- Born: Siswanto 1963 Indonesia
- Died: 26 March 2007 (aged 43–44) Nusa Kambangan, Indonesia
- Other name: Robot Gedek
- Conviction: Murder
- Criminal penalty: Death

Details
- Victims: 12
- Span of crimes: December 1994 – 1996
- Country: Indonesia
- Date apprehended: 6 August 1996

= Siswanto (serial killer) =

Indonesian serial killer (1963–2007)

Siswanto (1963 – 26 March 2007), also known as Robot Gedek, was an Indonesian serial killer who killed and mutilated twelve boys.

==Biography==
Siswanto was born in 1963 in Indonesia. He was homeless during his crimes.

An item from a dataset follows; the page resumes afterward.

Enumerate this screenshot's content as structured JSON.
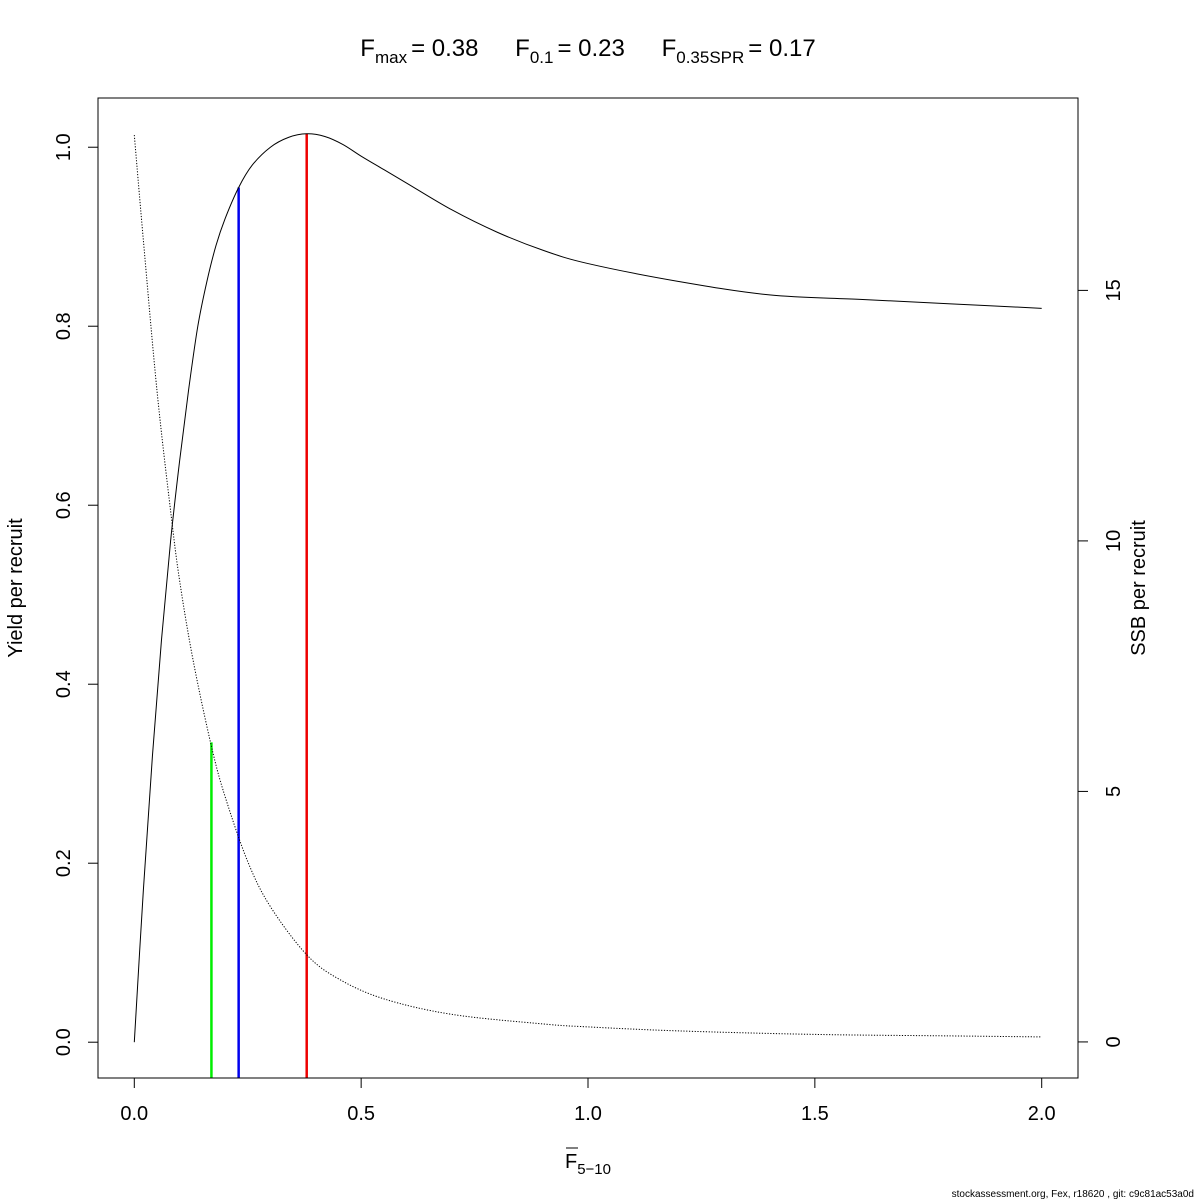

Siswanto sexually molested and killed 12 boys, aged 9 to 15, from December 1994 to when the last body was found on 5 July 1996. Police reported that he had slashed open the stomachs of all his victims, with most being found naked. He also told police that he enjoyed drinking his victims' blood and kept pieces of their skin.

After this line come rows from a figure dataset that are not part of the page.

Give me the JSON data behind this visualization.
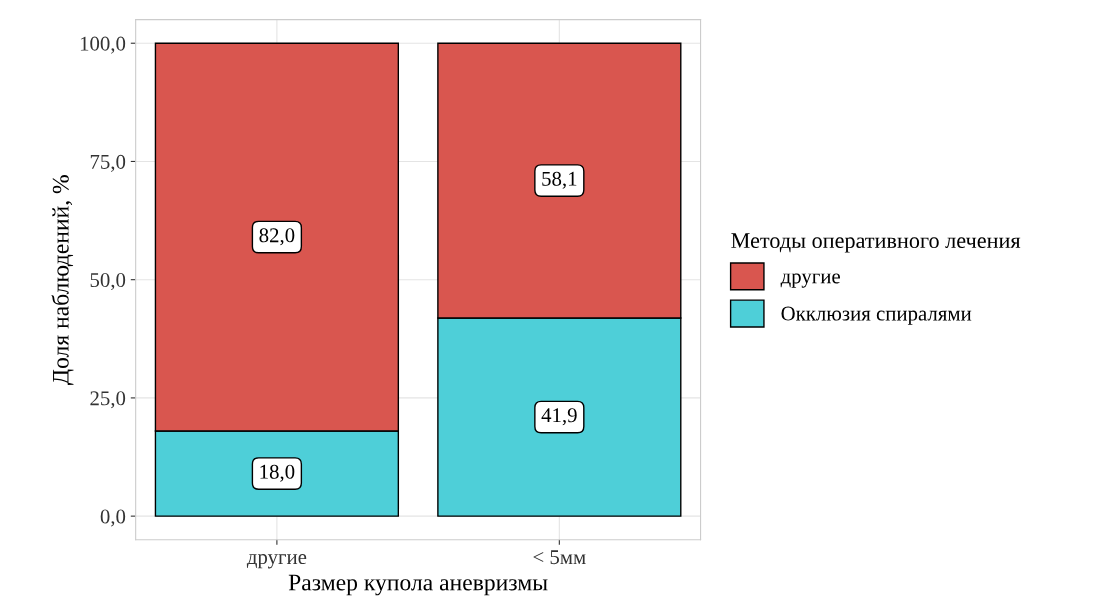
{
  "chart_data": {
    "type": "bar",
    "stacked": true,
    "categories": [
      "другие",
      "< 5мм"
    ],
    "series": [
      {
        "name": "Окклюзия спиралями",
        "color": "#4ecfd8",
        "values": [
          18.0,
          41.9
        ],
        "value_labels": [
          "18,0",
          "41,9"
        ]
      },
      {
        "name": "другие",
        "color": "#d9564f",
        "values": [
          82.0,
          58.1
        ],
        "value_labels": [
          "82,0",
          "58,1"
        ]
      }
    ],
    "xlabel": "Размер купола аневризмы",
    "ylabel": "Доля наблюдений, %",
    "legend_title": "Методы оперативного лечения",
    "ylim": [
      -5,
      105
    ],
    "yticks": [
      {
        "value": 0,
        "label": "0,0"
      },
      {
        "value": 25,
        "label": "25,0"
      },
      {
        "value": 50,
        "label": "50,0"
      },
      {
        "value": 75,
        "label": "75,0"
      },
      {
        "value": 100,
        "label": "100,0"
      }
    ],
    "grid": true,
    "legend": "right"
  }
}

On 6 August 1996, Siswanto confessed to 8 murders in Jakarta, and 2 in Pekalongan in Central Java.

Siswanto was sentenced to death for 12 murders on 21 May 1997. Serial killer Baekuni was thought to be the key witness in Siswanto's trial. He died in prison of cardiac arrest on 26 March 2007 at the Nusakambangan prison on Nusa Kambangan Island. Judge Sartono of the Central Jakarta State Court said Siswanto's "crimes sent shock waves through the community because he sadistically killed underage boys. What he did can never be forgiven."